Effective communication has long been a requirement of both business school curricula and boardrooms, but many entrepreneurs and executives still have trouble delivering pitches or reports with panache. While it may make sense to bombard one's audience with data such as statistics or sales reports, the impact of these figures is easily lost when they don't have a compelling context.
"Public speaking is not about figures or numbers," said Carlo de Pano, a full-time faculty member from the Department of Speech Communication and Theatre Arts at the University of the Philippines, in an interview with BusinessWorld. "These figures strengthen your arguments, but these are just facts. Ideas are more important than facts."
The concept that communication should be about ideas and not mere facts is nothing new, but it is something that many business types seem to struggle with as they continue to simply read what is written on their presentation slides. Many seem to overlook that a good speech, at its very core, should be accessible, and not alienate the audience.
"Public speaking is not speaker-centered; that's a misconception," Mr. de Pano said. A great speech, he added, is similar to a conversation, which is always two-way.
A smooth conversation also entails knowing what makes the other participant tick, so an understanding of the target audience is essential to preparing for a presentation. Business jargon, for instance, may be acceptable in corporate circles, but to use technical terms to convey the same message to an otherwise clueless crowd may elicit more stifled yawns than nodding heads.
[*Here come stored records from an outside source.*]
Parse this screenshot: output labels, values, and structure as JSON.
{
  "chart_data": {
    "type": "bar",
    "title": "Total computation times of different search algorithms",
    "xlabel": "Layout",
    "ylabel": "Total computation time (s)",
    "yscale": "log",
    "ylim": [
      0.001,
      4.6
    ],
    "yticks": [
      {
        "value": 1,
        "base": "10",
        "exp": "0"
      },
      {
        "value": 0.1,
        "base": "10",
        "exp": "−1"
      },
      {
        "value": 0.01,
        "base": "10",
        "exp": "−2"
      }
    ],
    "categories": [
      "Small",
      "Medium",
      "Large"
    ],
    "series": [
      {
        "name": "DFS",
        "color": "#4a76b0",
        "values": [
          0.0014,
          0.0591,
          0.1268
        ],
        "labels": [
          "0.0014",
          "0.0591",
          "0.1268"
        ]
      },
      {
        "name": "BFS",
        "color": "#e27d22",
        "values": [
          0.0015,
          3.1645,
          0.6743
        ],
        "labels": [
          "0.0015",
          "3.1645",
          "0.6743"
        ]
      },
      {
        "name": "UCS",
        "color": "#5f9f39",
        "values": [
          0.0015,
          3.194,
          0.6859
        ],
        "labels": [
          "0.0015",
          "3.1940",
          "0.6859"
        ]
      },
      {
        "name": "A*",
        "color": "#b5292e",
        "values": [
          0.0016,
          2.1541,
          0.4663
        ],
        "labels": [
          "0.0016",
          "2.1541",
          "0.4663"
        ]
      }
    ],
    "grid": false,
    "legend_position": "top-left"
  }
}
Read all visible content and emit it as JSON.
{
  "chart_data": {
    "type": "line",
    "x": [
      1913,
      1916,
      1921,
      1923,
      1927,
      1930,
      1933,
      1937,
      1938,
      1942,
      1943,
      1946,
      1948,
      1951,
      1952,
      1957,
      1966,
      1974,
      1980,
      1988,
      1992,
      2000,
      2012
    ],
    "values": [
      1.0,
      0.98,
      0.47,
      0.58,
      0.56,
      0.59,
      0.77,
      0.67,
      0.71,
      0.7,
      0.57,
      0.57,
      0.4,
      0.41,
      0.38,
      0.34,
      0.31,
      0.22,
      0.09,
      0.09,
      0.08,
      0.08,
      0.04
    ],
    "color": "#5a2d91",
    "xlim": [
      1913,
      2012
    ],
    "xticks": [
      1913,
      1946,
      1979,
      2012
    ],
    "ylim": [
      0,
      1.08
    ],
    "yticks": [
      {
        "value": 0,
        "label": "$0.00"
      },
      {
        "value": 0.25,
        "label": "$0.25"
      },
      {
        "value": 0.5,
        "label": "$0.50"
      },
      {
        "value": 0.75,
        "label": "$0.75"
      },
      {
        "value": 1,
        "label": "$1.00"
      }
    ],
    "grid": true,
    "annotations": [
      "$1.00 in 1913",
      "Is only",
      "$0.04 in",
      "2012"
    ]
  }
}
Mr. de Pano cited his own communication styles as an example. "When I teach in the classroom, I use the term, ‘communication apprehension' to refer to stage fright and anxiety," he said. "When I do training outside, I just use ‘stage fright.' It really depends on the audience."
Humor can also build some rapport with the audience but must be wielded wisely. For instance, Mr. de Pano warned against cracking offensive jokes or taking cheap shots at issues or people just to get a point across.
He also advised against memorizing whole speeches; reciting verbatim is a good way to kill any potential spontaneity and also makes more room for mistakes. If a speaker forgets a certain word or phrase, for example, he may end up stumbling through the entire speech.
While not every entrepreneur may possess Steve Jobs's knack for presentations, he or she must at least learn to somehow make the speech their own, even if a speechwriter wrote it for them. "You have to be comfortable, because the audience will sense if you're not," said Mr. de Pano.
A bit of movement, such as hand gestures or a walk along the stage, can make for a more relaxed than robotic performance. Stage fright, after all, is really just energy — a physiological response to a stressful situation that can be tapped and harnessed to one's advantage.
This advantage can in turn have a greater impact on one's business and consumers. In Apple's case, Mr. Jobs's ideas attracted not just repeat customers but lifelong fans of the brand. "Scholars believe that to persuade is the ultimate goal of any speaker," said Mr. de Pano. "Public speeches are supposed to transform individuals."